200 Jahre Korntal mit Feiern, Ausstellungen, Theater und Musik

Unter den drei Leitthemen „Heimat - Identität – Brücken“ feierten die Bürgerinnen und Bürger der Stadt Korntal-Münchingen gemeinsam das 200. Geburtstagsfest des Stadtteils Korntal. Die ganze Stadt brachte sich mit ein: Ehrenamtliche, Vereine, Kirchen, Diakonie, Schulen und viele weitere Einrichtungen boten Veranstaltungen an und stellten ein abwechslungsreiches Programm zusammen, das über das ganze Jubiläumsjahr 2019 lief und noch immer läuft.

Schon beim Neujahrsempfang 2019, der Auftaktveranstaltung zu den Feierlichkeiten von 200 Jahre Korntal, gab es keine freien Stühle mehr in der Stadthalle Korntal - ein Zeichen dafür, dass die Bürgerinnen und Bürger von Korntal-Münchingen nichts verpassen wollten von den Jubiläumsfesten in ihrer Stadt. Mit im Publikum war ein ganz besonderer Gast: Der „Zeitreisende“ Graf von Görlitz. Auf den Tag genau am 12. Januar 1819 hatte er gemeinsam mit den Freiherren von Münchingen an Gottlieb Wilhelm Hoffmann das „allodiale Rittergut Korntal“ für 113.700 Gulden verkauft, das dann zur neuen Heimat für die Evangelische Brüdergemeinde wurde. „Gestatten, Graf von Görlitz. Mir gehörte einmal dieses Fleckchen Erde, gemeinsam mit den Freiherren von Münchingen. Und mich interessiert doch sehr, was aus dieser wundersamen Kommune geworden ist?“, fragte der Zeitreisende verwundert.

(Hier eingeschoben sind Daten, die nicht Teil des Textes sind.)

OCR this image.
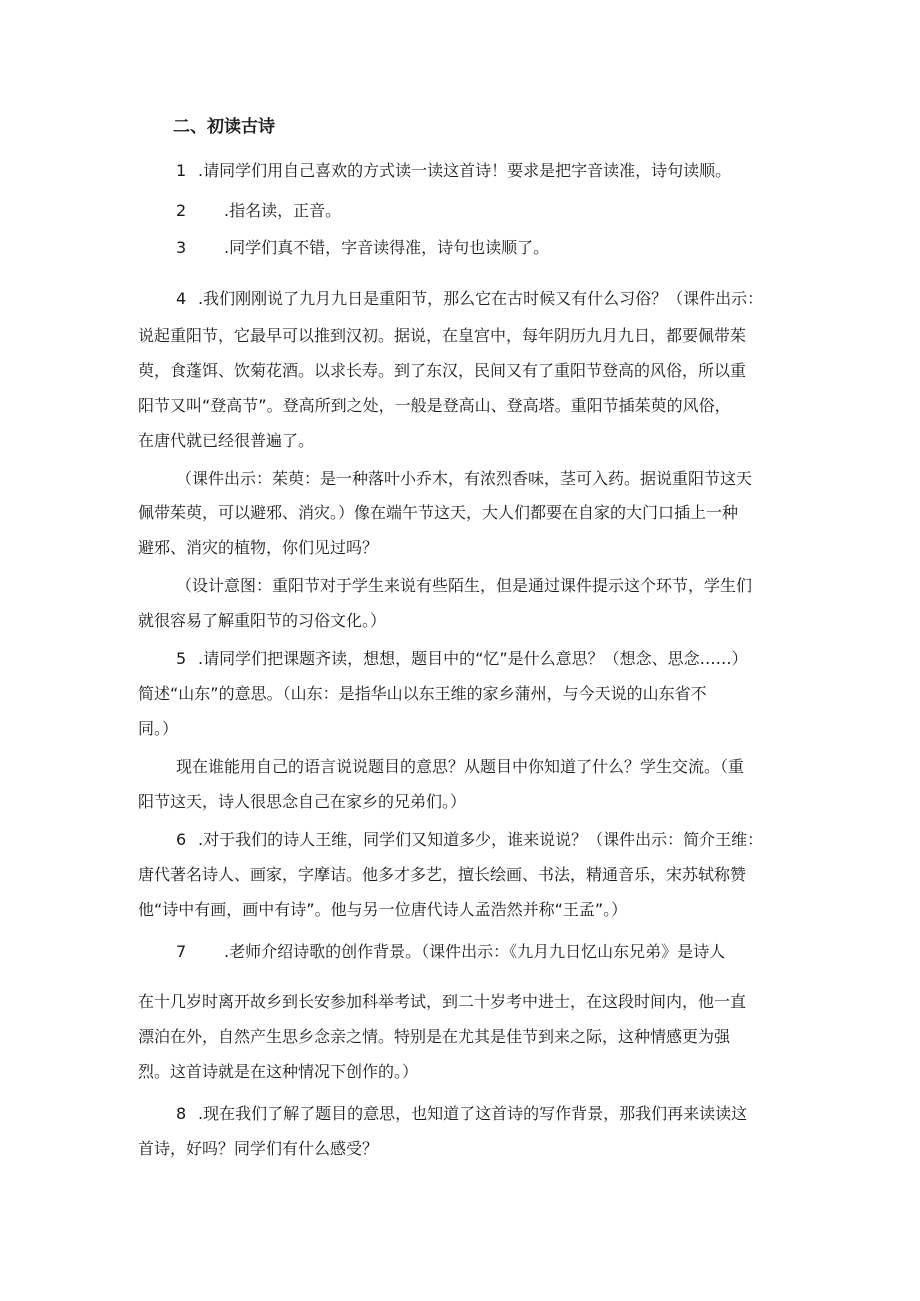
二、初读古诗

1 .请同学们用自己喜欢的方式读一读这首诗！要求是把字音读准，诗句读顺。

2 .指名读，正音。

3 .同学们真不错，字音读得准，诗句也读顺了。

4 .我们刚刚说了九月九日是重阳节，那么它在古时候又有什么习俗？（课件出示：

说起重阳节，它最早可以推到汉初。据说，在皇宫中，每年阴历九月九日，都要佩带茱

萸，食蓬饵、饮菊花酒。以求长寿。到了东汉，民间又有了重阳节登高的风俗，所以重

阳节又叫“登高节”。登高所到之处，一般是登高山、登高塔。重阳节插茱萸的风俗，

在唐代就已经很普遍了。

（课件出示：茱萸：是一种落叶小乔木，有浓烈香味，茎可入药。据说重阳节这天

佩带茱萸，可以避邪、消灾。）像在端午节这天，大人们都要在自家的大门口插上一种

避邪、消灾的植物，你们见过吗？

（设计意图：重阳节对于学生来说有些陌生，但是通过课件提示这个环节，学生们

就很容易了解重阳节的习俗文化。）

5 .请同学们把课题齐读，想想，题目中的“忆”是什么意思？（想念、思念……）

简述“山东”的意思。（山东：是指华山以东王维的家乡蒲州，与今天说的山东省不

同。）

现在谁能用自己的语言说说题目的意思？从题目中你知道了什么？学生交流。（重

阳节这天，诗人很思念自己在家乡的兄弟们。）

6 .对于我们的诗人王维，同学们又知道多少，谁来说说？（课件出示：简介王维：

唐代著名诗人、画家，字摩诘。他多才多艺，擅长绘画、书法，精通音乐，宋苏轼称赞

他“诗中有画，画中有诗”。他与另一位唐代诗人孟浩然并称“王孟”。）

7 .老师介绍诗歌的创作背景。（课件出示：《九月九日忆山东兄弟》是诗人

在十几岁时离开故乡到长安参加科举考试，到二十岁考中进士，在这段时间内，他一直

漂泊在外，自然产生思乡念亲之情。特别是在尤其是佳节到来之际，这种情感更为强

烈。这首诗就是在这种情况下创作的。）

8 .现在我们了解了题目的意思，也知道了这首诗的写作背景，那我们再来读读这

首诗，好吗？同学们有什么感受？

Ja, es ist einiges geschehen in den 200 Jahren: Inzwischen ist Korntal gemeinsam mit Münchingen und Kallenberg zu einer Stadt zusammengewachsen „Drei tolle Stadtteile, eine feiert Jubiläum, die anderen beiden feiern mit. Alles Gute!“ Mit seinem Glückwunsch zum offiziellen Festakt von 200 Jahre Korntal startete EU-Kommissar Günther H. Oettinger das Festwochenende – den Höhepunkt der Feierlichkeiten - vom 5. – 7. Juli 2019 beim Korntaler Sommer rund um den Saalplatz. 15.000 aufgeblasene Luftballons, 25 Kunsthandwerkerstände, 240 Portionen gegrillte Entenbrust-Sandwiches, 20 Kilo Waffelteig: Der Korntaler Sommer mit dem Festwochenende von 200 Jahre Korntal ging in die Stadtgeschichte ein. „Ein Spektakel jagt das nächste“, freute sich Bürgermeister Dr. Joachim Wolf bei der Eröffnung des Stadtfestes am Samstag, dem 6. Juli 2019. 

Das Festwochenende war auch - neben Bewirtung und musikalischem Bühnenprogramm - von künstlerischen Highlights geprägt: Im Rathaus Korntal eröffnete die Leiterin des Heimatmuseums, Dr. Sabine Rathgeb, die Ausstellung „Korntal 1819-2019. Rückblicke & Einblicke“. Vom 6. Juli bis zum 17. November wurde dort die 200-jährige Geschichte des Stadtteils Korntal und seine Besonderheiten mit Bildern und historischen Dokumenten präsentiert – darunter auch ein besonderes Fundstück: Das Originaldokument des Privilegium vom 22. August 1819, der rechtlichen Grundlage für die Gemeindegründung Korntals.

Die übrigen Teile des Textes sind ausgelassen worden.